I was thinking about my parents the other day when the most obvious conclusion came to me, they are and have always been awesome life coaches.

From my earliest memory, my parents have taught me to try to find the positive side to almost any situation. They never denied whatever circumstances existed, they simply put their efforts into improving that situation and they taught their children to try to do the same.

Back in 1973, my dad broke his neck in a diving accident. The result was that he became a quadriplegic. During the next year, my mom split her days, going to the hospital for several hours in the morning to be with my dad, learning about his new disability and being his strongest supporter. She would then come home to be with us four kids, my elder brother was fourteen at the time, I was 12 and my two younger sisters were 8 and 3 years old. My mom would supervise homework and dinner and then taking one or two of the kids with her she would return to the hospital until 9 at night. She kept this routine day in and day out. While I remember her crying and being naturally upset, she didn’t dwell on it. I don’t remember her ranting or carrying on, I simply remember that life changed and she rolled with it well. She kept in close contact with my aunt and uncle who lived nearby, accepted and appreciated their amazing support. My mom is a terrific life coach.

When I would go to see my dad he would smile and laugh as he always had. He showed us how he was learning to do wheelies in his wheelchair, telling us all about the physical therapy he was going through every day as he learned to walk again and making sure that we got to know the other men in the ward, all of whom had suffered some type of spinal cord injury. He did all he could to put us at ease and to teach us that while everyone there had some sort of injury, each one of them had plans to go back to his life and family as soon as possible. In short, life goes on and he taught us to look forward to it with optimism and enthusiasm. My dad is a fabulous life coach as well.

As the years went by, my mom went to nursing school to become an LPN, she always told us that my dad being disabled gave her this opportunity as he was now home with the kids. She took positive action and made positive strides forward, again showing all of us that she was a great life coach.

My dad accepted his newfound limitations, taking on the roles of head cook and chief babysitter. He always told us and tells us to this day, that every day is a bonus. As the years went by my dad continued to work hard to keep the mobility that he had gained in the year after he got hurt. The doctors told him that he would never be able to walk again, but he did, showing us that having a goal and a positive, determined attitude makes anything possible. I told you he was a terrific life coach.

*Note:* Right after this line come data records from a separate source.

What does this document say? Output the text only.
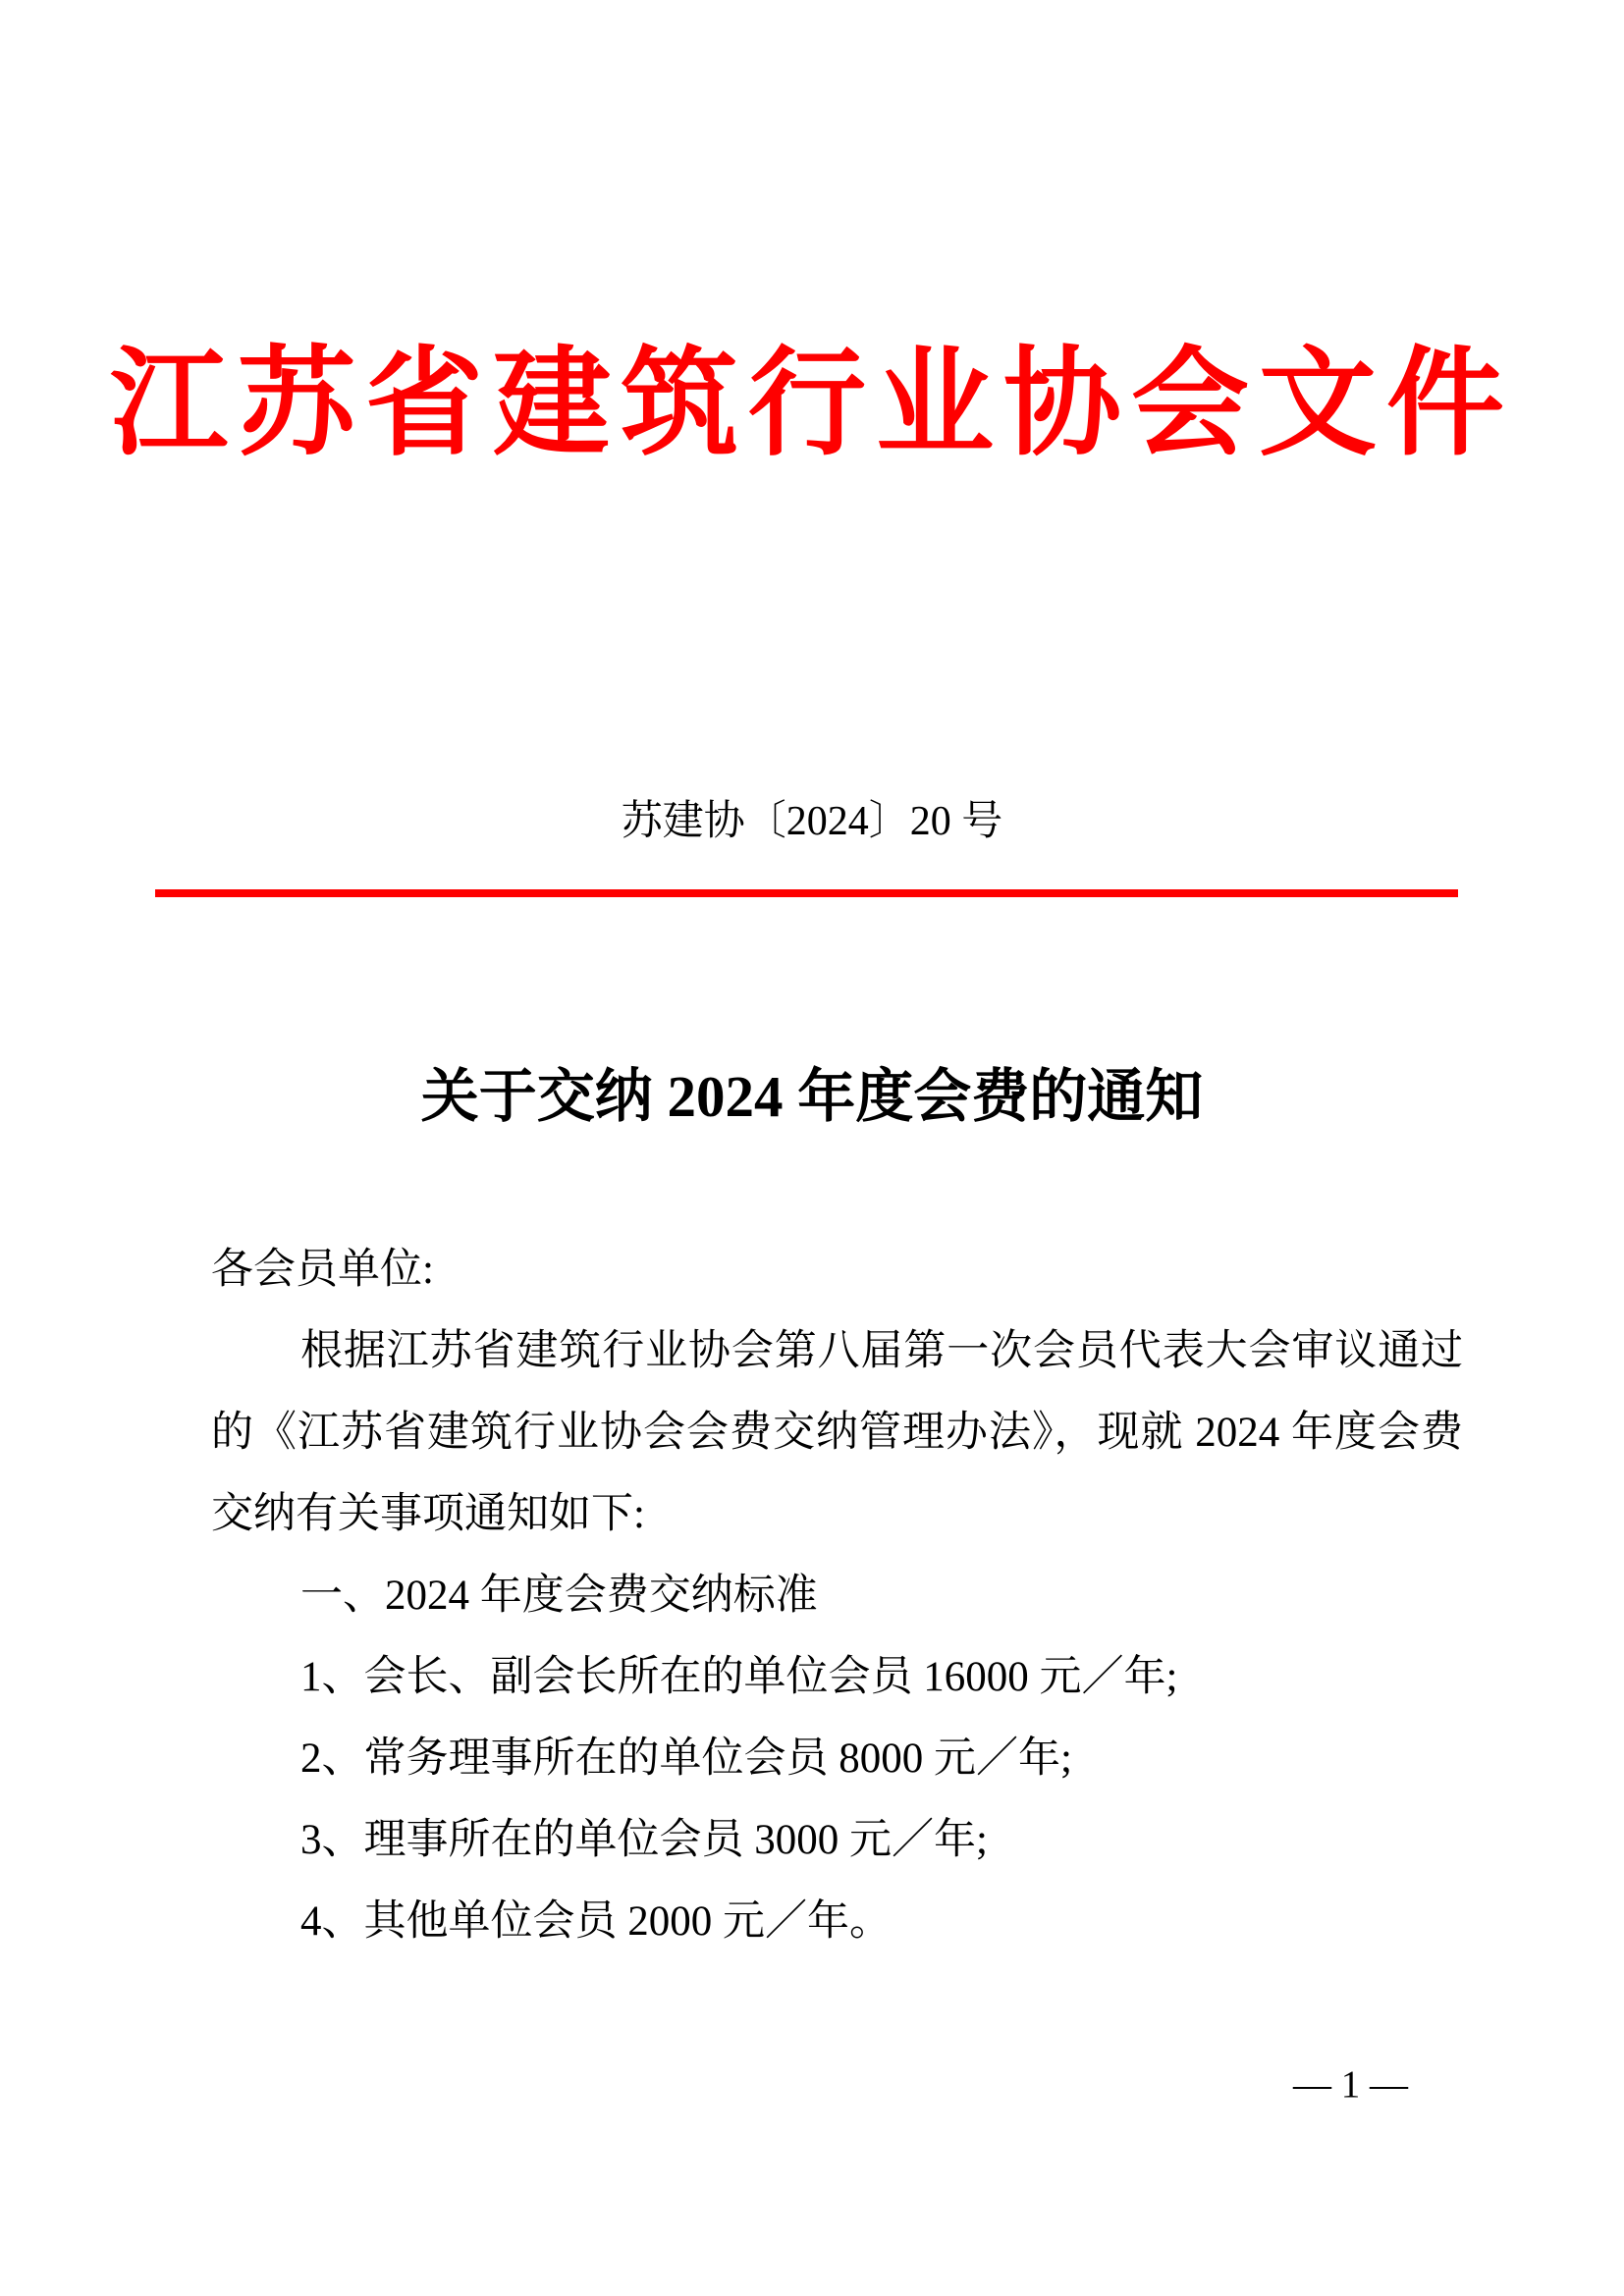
江苏省建筑行业协会文件
苏建协〔2024〕20 号
关于交纳 2024 年度会费的通知

各会员单位:

根据江苏省建筑行业协会第八届第一次会员代表大会审议通过的《江苏省建筑行业协会会费交纳管理办法》，现就 2024 年度会费交纳有关事项通知如下:

一、2024 年度会费交纳标准

1、会长、副会长所在的单位会员 16000 元／年;

2、常务理事所在的单位会员 8000 元／年;

3、理事所在的单位会员 3000 元／年;

4、其他单位会员 2000 元／年。

— 1 —
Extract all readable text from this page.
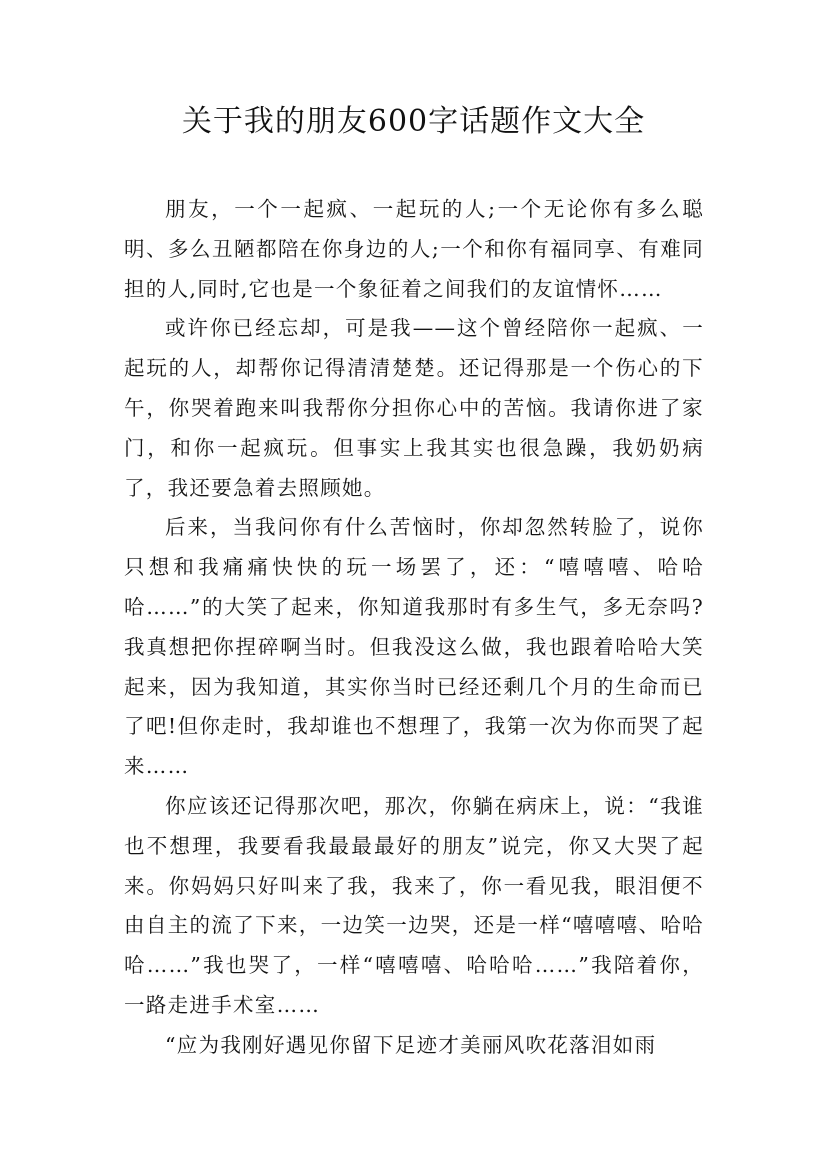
关于我的朋友600字话题作文大全

朋友，一个一起疯、一起玩的人;一个无论你有多么聪明、多么丑陋都陪在你身边的人;一个和你有福同享、有难同担的人,同时,它也是一个象征着之间我们的友谊情怀……

或许你已经忘却，可是我——这个曾经陪你一起疯、一起玩的人，却帮你记得清清楚楚。还记得那是一个伤心的下午，你哭着跑来叫我帮你分担你心中的苦恼。我请你进了家门，和你一起疯玩。但事实上我其实也很急躁，我奶奶病了，我还要急着去照顾她。

后来，当我问你有什么苦恼时，你却忽然转脸了，说你只想和我痛痛快快的玩一场罢了，还：“嘻嘻嘻、哈哈哈……”的大笑了起来，你知道我那时有多生气，多无奈吗?我真想把你捏碎啊当时。但我没这么做，我也跟着哈哈大笑起来，因为我知道，其实你当时已经还剩几个月的生命而已了吧!但你走时，我却谁也不想理了，我第一次为你而哭了起来……

你应该还记得那次吧，那次，你躺在病床上，说：“我谁也不想理，我要看我最最最好的朋友”说完，你又大哭了起来。你妈妈只好叫来了我，我来了，你一看见我，眼泪便不由自主的流了下来，一边笑一边哭，还是一样“嘻嘻嘻、哈哈哈……”我也哭了，一样“嘻嘻嘻、哈哈哈……”我陪着你，一路走进手术室……

“应为我刚好遇见你留下足迹才美丽风吹花落泪如雨
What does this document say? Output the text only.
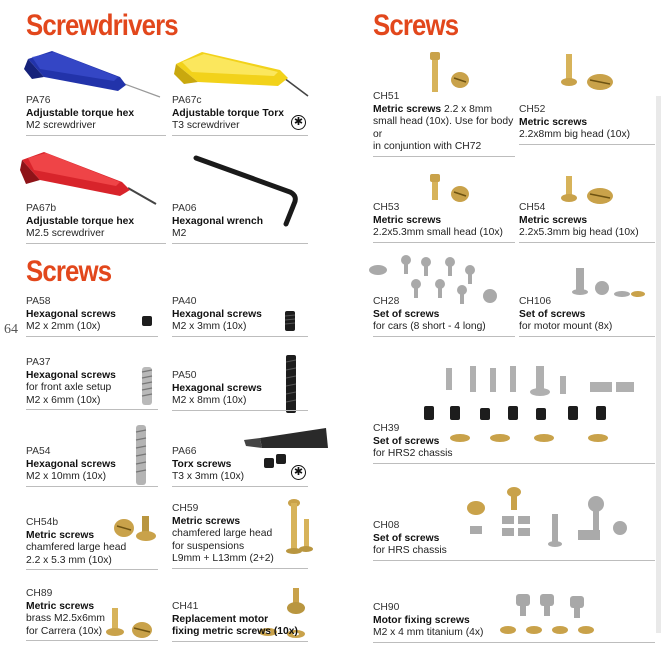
Screwdrivers
Screws
Screws
64
✱
✱
PA76
Adjustable torque hex
M2 screwdriver
PA67c
Adjustable torque Torx
T3 screwdriver
PA67b
Adjustable torque hex
M2.5 screwdriver
PA06
Hexagonal wrench
M2
PA58
Hexagonal screws
M2 x 2mm (10x)
PA40
Hexagonal screws
M2 x 3mm (10x)
PA37
Hexagonal screws
for front axle setup
M2 x 6mm (10x)
PA50
Hexagonal screws
M2 x 8mm (10x)
PA54
Hexagonal screws
M2 x 10mm (10x)
PA66
Torx screws
T3 x 3mm (10x)
CH54b
Metric screws
chamfered large head
2.2 x 5.3 mm (10x)
CH59
Metric screws
chamfered large head
for suspensions
L9mm + L13mm (2+2)
CH89
Metric screws
brass M2.5x6mm
for Carrera (10x)
CH41
Replacement motor
fixing metric screws (10x)
CH51
Metric screws 2.2 x 8mm
small head (10x). Use for body or
in conjuntion with CH72
CH52
Metric screws
2.2x8mm big head (10x)
CH53
Metric screws
2.2x5.3mm small head (10x)
CH54
Metric screws
2.2x5.3mm big head (10x)
CH28
Set of screws
for cars (8 short - 4 long)
CH106
Set of screws
for motor mount (8x)
CH39
Set of screws
for HRS2 chassis
CH08
Set of screws
for HRS chassis
CH90
Motor fixing screws
M2 x 4 mm titanium (4x)
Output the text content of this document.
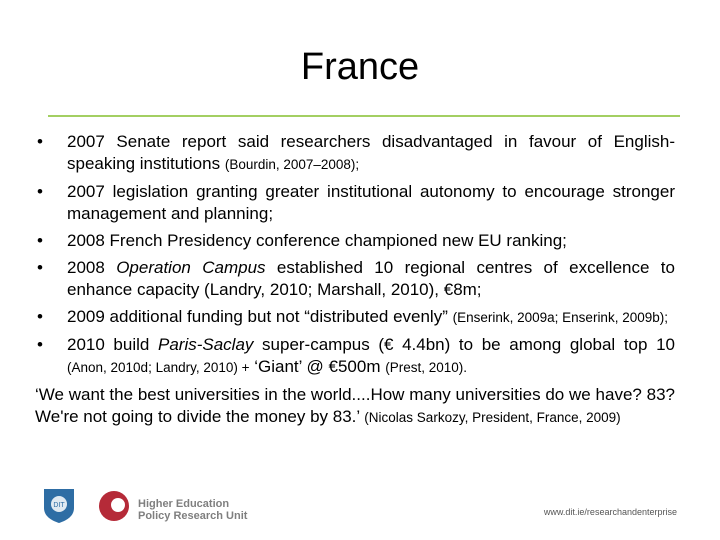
France
• 2007 Senate report said researchers disadvantaged in favour of English-speaking institutions (Bourdin, 2007–2008);
• 2007 legislation granting greater institutional autonomy to encourage stronger management and planning;
• 2008 French Presidency conference championed new EU ranking;
• 2008 Operation Campus established 10 regional centres of excellence to enhance capacity (Landry, 2010; Marshall, 2010), €8m;
• 2009 additional funding but not “distributed evenly” (Enserink, 2009a; Enserink, 2009b);
• 2010 build Paris-Saclay super-campus (€ 4.4bn) to be among global top 10 (Anon, 2010d; Landry, 2010) + ‘Giant’ @ €500m (Prest, 2010).
‘We want the best universities in the world....How many universities do we have? 83? We're not going to divide the money by 83.’ (Nicolas Sarkozy, President, France, 2009)
DIT	Higher Education
Policy Research Unit	www.dit.ie/researchandenterprise
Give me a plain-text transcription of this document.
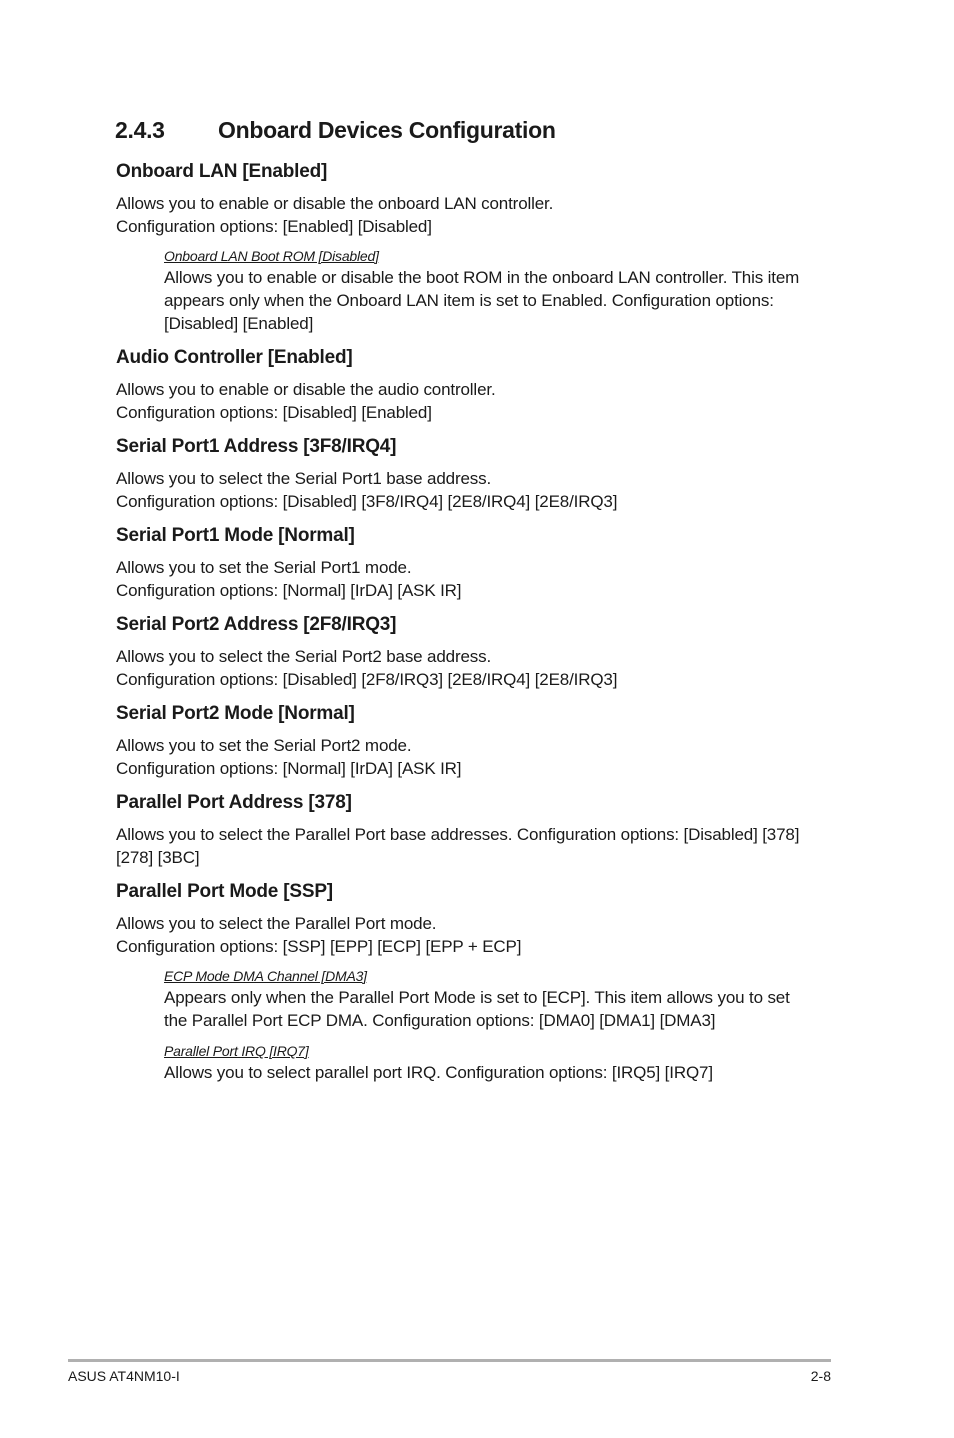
2.4.3 Onboard Devices Configuration
Onboard LAN [Enabled]

Allows you to enable or disable the onboard LAN controller.

Configuration options: [Enabled] [Disabled]

Onboard LAN Boot ROM [Disabled]

Allows you to enable or disable the boot ROM in the onboard LAN controller. This item

appears only when the Onboard LAN item is set to Enabled. Configuration options:

[Disabled] [Enabled]

Audio Controller [Enabled]

Allows you to enable or disable the audio controller.

Configuration options: [Disabled] [Enabled]

Serial Port1 Address [3F8/IRQ4]

Allows you to select the Serial Port1 base address.

Configuration options: [Disabled] [3F8/IRQ4] [2E8/IRQ4] [2E8/IRQ3]

Serial Port1 Mode [Normal]

Allows you to set the Serial Port1 mode.

Configuration options: [Normal] [IrDA] [ASK IR]

Serial Port2 Address [2F8/IRQ3]

Allows you to select the Serial Port2 base address.

Configuration options: [Disabled] [2F8/IRQ3] [2E8/IRQ4] [2E8/IRQ3]

Serial Port2 Mode [Normal]

Allows you to set the Serial Port2 mode.

Configuration options: [Normal] [IrDA] [ASK IR]

Parallel Port Address [378]

Allows you to select the Parallel Port base addresses. Configuration options: [Disabled] [378]

[278] [3BC]

Parallel Port Mode [SSP]

Allows you to select the Parallel Port mode.

Configuration options: [SSP] [EPP] [ECP] [EPP + ECP]

ECP Mode DMA Channel [DMA3]

Appears only when the Parallel Port Mode is set to [ECP]. This item allows you to set

the Parallel Port ECP DMA. Configuration options: [DMA0] [DMA1] [DMA3]

Parallel Port IRQ [IRQ7]

Allows you to select parallel port IRQ. Configuration options: [IRQ5] [IRQ7]

ASUS AT4NM10-I	2-8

Time has gone on. In 1973 my dad was told that he had an outside chance of living for another 15 years. I remember that he used to laugh at that, and I think he’s still laughing. It’s now 35 years since his accident. He no longer walks, using a wheelchair to get around now as his condition has deteriorated in recent years. But here’s the thing, my parents are still showing us how to move forward in a positive manner. They are not a sweet, cuddly couple that’s likely to gush about one another. Instead, they are loud, friendly and sometimes crabby, but underneath all the noise as they laugh, tease and make good-natured fun of one another, there is no doubt about the respect, optimism and love that they still demonstrate very clearly. Each of their children and grandchildren has been blessed to be witness to this behavior and attitude and I have to believe that we are all the better because of their teachings. I’m very grateful to have been raised by amazing life coaches and teachers.

Wishing you a day filled with optimism, enthusiasm and wonderful life coaches.